Defensive Gymnastics


Last night, Rick Santorum and Newt Gingrich went head-to-head on the long-term solvency of Social Security.  Gingrich proposed – again – individual accounts, modeled after the highly successful Chilean “Little Passbook” system.  (From Gingrich’s remarks, the system’s architect, Jose Pinera, was slated to give a presentation on the subject later, but you can see him speak here.)  Santorum pointed out the plan’s Achilles’ Heel, the cost of covering defined benefits to current and soon-to-be recipients during the transition.

Instead, Santorum, and then Romney, proposed more tweaks to the system, of the kind that have gotten us into this mess in the first place.  Santorum’s solution, raising the retirement age a couple of years, isn’t going to solve a mismatch caused by declining birth rates and decades-longer life spans.  Romney’s seemed unaware of the existence of 401(k) accounts and IRAs.

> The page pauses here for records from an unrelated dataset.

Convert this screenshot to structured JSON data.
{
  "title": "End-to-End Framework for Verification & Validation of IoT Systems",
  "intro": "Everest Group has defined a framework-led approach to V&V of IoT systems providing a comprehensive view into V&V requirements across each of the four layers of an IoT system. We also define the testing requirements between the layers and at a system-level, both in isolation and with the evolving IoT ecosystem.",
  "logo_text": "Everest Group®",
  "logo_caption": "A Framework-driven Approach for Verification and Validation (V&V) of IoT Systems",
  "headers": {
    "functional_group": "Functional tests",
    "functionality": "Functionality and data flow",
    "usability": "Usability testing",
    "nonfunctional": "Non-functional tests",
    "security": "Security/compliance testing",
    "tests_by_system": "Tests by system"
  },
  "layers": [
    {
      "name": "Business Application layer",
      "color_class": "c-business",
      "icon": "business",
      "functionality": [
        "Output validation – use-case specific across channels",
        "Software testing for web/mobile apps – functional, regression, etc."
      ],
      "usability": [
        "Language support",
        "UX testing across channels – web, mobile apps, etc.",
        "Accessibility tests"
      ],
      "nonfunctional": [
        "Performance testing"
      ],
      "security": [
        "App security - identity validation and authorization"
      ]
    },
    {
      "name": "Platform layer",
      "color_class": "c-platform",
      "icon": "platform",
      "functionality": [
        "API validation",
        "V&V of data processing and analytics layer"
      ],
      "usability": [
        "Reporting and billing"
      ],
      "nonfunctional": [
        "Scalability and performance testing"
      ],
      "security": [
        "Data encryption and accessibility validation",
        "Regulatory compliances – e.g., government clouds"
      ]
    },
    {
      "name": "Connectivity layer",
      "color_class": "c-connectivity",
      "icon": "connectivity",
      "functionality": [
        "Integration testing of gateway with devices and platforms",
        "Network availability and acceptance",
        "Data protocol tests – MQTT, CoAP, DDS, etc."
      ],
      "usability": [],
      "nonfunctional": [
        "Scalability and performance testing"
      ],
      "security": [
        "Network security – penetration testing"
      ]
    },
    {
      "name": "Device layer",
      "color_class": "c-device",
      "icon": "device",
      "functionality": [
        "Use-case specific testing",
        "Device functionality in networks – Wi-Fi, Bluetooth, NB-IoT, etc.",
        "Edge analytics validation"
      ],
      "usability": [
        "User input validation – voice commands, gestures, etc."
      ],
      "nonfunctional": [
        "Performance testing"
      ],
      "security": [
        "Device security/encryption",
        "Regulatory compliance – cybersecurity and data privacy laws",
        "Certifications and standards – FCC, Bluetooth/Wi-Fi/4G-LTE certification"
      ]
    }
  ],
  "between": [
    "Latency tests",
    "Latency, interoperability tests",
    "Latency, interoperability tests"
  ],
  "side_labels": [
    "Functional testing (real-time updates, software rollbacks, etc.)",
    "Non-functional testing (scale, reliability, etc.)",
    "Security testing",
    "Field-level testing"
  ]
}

To erstwhile Romney supporter Jennifer Rubin, however, not only is Santorum’s limited vision correct, it’s an excuse to boost the un-nominatable Santorum at the expense of Gingrich, who poses a real national threat to her candidate:

…we have a huge, nagging debt right now and he’s going to make it worse with his plan. And while Santorum was certainly right on substance, Gingrich’s glibness may have successfully concealed how really silly is his policy proposal.

In short, aside from the political hurdles (George Bush died on his sword over individual accounts) Gingrich’s Social Security plan is, as Santorum claimed, irresponsible.

Individual accounts funded by individual contributions – defined contribution accounts – are the right answer, and the longer we wait, the greater the cost, the greater the burden on the country’s finances.  But to Rubin, the right answer, easier to implement today than tomorrow, is “irresponsible,” while ineffective tweaks and redundant savings plans are “right on substance.”

And this is only a taste of the defensive gymnastics, the excuses for timidity, the defenses of unnecessary compromise (and yes, folks, there is such a thing as necessary compromise) that a Romney presidency will likely bring.

No wonder those promises of “electability” are beginning to seem a little suspect.